Yamaguchi, a two-time world champion from Fremont, was speaking a few hours after the ladies short program Thursday in which Ashley Wagner finished fifth and Gracie Gold ninth.
Wagner, the two-time reigning U.S. champion, talked about skating conservatively in the short program to keep the Americans in contention to earn three Olympic berths for the 2014 Winter Olympics.
Wagner and Gold need to finish in a combination that adds to 13 or lower to get the coveted third spot. They currently have a combined total of 14 with the free skate scheduled for Saturday.
Yamaguchi, who will appear Sunday at the San Francisco Bulls' game to promote her Always Dream Foundation, says the Americans should forget about that third spot.
"Sure it is pressure but ultimately it is something they should push aside and focus on the task at hand and that is skating as clean as they can," Yamaguchi said.
"It would be amazing if they both could accomplish the goal of getting three spots. But it's hard to put that pressure on the skaters. It's not the only reason they are there."
It's personal for Wagner, who finished third
Wagner and Gold have set themselves apart from the rest of the U.S. skaters, according to Yamaguchi. But she added that the American women are deep a year before the Sochi Games with Christina Gao and Mirai Nagasu as those capable of doing well.
Still, the U.S. women don't appear ready to challenge the lissome Asian skaters who dominate the standings.
Olympic champion Kim Yu-Na of South Korea looked spectacular in the short program Thursday in her return after 19 months away. Italy's Carolina Kostner enters the long program in second place, followed by Japan's Kanako Murakami.
Yamaguchi praised the Asian skaters' consistency over the past two years but added, "It will be interesting to see if they will stay on this path. There is a little more pressure."
Yamaguchi, 41, has remained close to skating but her passion has been the Always Dream Foundation that she started in1996. The group promotes early childhood literacy.
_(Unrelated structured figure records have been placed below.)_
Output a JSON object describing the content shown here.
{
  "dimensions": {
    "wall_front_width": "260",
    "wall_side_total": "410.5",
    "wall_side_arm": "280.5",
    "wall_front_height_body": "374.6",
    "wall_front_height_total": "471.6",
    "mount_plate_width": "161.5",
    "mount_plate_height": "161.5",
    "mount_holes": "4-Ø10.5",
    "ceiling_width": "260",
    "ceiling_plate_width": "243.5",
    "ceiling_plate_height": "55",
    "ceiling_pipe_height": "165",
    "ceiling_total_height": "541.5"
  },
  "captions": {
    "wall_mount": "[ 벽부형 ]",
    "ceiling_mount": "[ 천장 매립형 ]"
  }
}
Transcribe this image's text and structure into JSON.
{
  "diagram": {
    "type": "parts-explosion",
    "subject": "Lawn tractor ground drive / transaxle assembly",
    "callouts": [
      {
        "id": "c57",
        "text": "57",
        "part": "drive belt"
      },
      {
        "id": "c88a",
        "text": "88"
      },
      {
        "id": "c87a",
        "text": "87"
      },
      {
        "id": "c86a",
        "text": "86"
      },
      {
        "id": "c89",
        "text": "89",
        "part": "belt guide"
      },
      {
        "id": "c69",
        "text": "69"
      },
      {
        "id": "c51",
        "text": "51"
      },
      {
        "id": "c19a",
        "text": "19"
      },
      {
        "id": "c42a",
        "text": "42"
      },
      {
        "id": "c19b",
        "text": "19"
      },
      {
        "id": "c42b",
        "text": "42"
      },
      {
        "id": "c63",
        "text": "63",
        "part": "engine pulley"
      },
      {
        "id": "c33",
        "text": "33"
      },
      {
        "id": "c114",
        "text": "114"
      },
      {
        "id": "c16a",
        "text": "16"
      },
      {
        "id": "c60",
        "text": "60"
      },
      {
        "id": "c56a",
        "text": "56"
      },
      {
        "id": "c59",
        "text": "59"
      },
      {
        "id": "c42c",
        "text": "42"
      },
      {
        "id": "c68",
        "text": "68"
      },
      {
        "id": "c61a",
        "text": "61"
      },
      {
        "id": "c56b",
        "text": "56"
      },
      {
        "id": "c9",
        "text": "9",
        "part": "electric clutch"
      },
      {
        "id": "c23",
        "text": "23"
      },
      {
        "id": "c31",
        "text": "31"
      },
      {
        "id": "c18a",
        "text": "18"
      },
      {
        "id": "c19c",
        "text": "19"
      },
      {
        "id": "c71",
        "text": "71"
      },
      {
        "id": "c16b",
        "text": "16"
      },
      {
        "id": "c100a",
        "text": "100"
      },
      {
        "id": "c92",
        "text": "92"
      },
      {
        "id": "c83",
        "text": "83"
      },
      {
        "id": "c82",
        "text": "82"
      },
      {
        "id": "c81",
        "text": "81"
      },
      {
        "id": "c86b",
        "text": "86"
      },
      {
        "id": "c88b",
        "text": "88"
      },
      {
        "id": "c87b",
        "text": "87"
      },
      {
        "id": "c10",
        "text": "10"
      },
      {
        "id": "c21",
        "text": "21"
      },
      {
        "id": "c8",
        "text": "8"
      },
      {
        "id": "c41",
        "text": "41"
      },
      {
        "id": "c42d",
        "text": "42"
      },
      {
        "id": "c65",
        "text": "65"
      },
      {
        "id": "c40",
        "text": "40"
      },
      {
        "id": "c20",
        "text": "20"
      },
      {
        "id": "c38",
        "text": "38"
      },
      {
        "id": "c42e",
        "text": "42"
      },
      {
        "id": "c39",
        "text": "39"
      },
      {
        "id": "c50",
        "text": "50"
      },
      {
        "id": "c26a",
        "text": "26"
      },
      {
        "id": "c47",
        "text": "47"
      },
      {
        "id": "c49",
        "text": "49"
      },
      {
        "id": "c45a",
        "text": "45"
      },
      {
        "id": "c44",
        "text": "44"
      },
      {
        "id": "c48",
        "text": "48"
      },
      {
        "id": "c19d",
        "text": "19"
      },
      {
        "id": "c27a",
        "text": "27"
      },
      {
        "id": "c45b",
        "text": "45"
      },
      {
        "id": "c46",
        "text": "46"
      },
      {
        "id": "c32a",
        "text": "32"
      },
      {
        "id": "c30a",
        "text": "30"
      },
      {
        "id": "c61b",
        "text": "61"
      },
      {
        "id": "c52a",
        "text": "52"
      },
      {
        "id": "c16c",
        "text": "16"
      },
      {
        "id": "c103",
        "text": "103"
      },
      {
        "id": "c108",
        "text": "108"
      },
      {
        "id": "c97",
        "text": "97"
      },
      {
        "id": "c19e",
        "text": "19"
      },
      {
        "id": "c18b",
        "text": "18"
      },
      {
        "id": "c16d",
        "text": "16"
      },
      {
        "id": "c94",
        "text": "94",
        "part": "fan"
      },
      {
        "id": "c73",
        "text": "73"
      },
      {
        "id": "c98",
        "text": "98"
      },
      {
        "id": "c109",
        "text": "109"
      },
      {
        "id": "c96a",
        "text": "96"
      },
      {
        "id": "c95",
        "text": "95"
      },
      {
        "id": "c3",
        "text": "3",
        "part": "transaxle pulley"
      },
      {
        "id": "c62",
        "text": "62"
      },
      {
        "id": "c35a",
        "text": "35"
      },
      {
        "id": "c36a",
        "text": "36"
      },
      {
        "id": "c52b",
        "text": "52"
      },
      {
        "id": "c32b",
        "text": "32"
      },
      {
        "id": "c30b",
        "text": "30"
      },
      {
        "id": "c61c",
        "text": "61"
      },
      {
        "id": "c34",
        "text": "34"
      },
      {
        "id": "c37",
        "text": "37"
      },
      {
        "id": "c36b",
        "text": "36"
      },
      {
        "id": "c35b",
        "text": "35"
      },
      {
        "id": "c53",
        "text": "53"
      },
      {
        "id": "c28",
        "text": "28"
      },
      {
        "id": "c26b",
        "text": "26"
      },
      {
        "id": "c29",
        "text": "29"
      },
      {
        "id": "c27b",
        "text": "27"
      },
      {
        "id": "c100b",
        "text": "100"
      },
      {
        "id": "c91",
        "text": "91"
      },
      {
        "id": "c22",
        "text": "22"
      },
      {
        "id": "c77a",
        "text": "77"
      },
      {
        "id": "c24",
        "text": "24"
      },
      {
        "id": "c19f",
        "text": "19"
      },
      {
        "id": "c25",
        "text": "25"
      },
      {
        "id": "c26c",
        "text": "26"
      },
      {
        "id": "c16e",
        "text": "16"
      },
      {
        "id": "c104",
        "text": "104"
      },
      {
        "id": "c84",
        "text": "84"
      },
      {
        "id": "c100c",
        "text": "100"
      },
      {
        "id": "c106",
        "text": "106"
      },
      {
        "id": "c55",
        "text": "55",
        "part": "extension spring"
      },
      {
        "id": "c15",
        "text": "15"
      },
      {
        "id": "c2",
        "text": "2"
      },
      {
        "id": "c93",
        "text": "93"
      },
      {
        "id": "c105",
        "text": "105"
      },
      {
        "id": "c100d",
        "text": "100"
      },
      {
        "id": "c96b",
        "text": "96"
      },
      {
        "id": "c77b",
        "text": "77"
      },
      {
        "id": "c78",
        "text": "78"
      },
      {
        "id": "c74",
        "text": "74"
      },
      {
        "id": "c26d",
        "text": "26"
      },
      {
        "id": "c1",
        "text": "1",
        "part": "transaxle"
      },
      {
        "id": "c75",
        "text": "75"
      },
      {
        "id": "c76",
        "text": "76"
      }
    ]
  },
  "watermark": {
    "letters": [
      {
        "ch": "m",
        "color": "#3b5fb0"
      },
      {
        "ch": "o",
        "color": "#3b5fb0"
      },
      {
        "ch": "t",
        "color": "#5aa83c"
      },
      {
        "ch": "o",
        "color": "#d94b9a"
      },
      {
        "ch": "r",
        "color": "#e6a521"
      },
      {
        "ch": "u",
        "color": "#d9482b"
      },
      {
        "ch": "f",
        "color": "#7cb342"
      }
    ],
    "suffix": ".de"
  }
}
"Looking back to '92 you just never imagine what will lie ahead with you," she said. "I'm always looking for another challenge. For the most part to have established Always Dream has allowed me to do something that my whole family is involved with and can continue when I'm gone."
The Bulls, the area's minor league hockey team, is working with the foundation as part of their community outreach.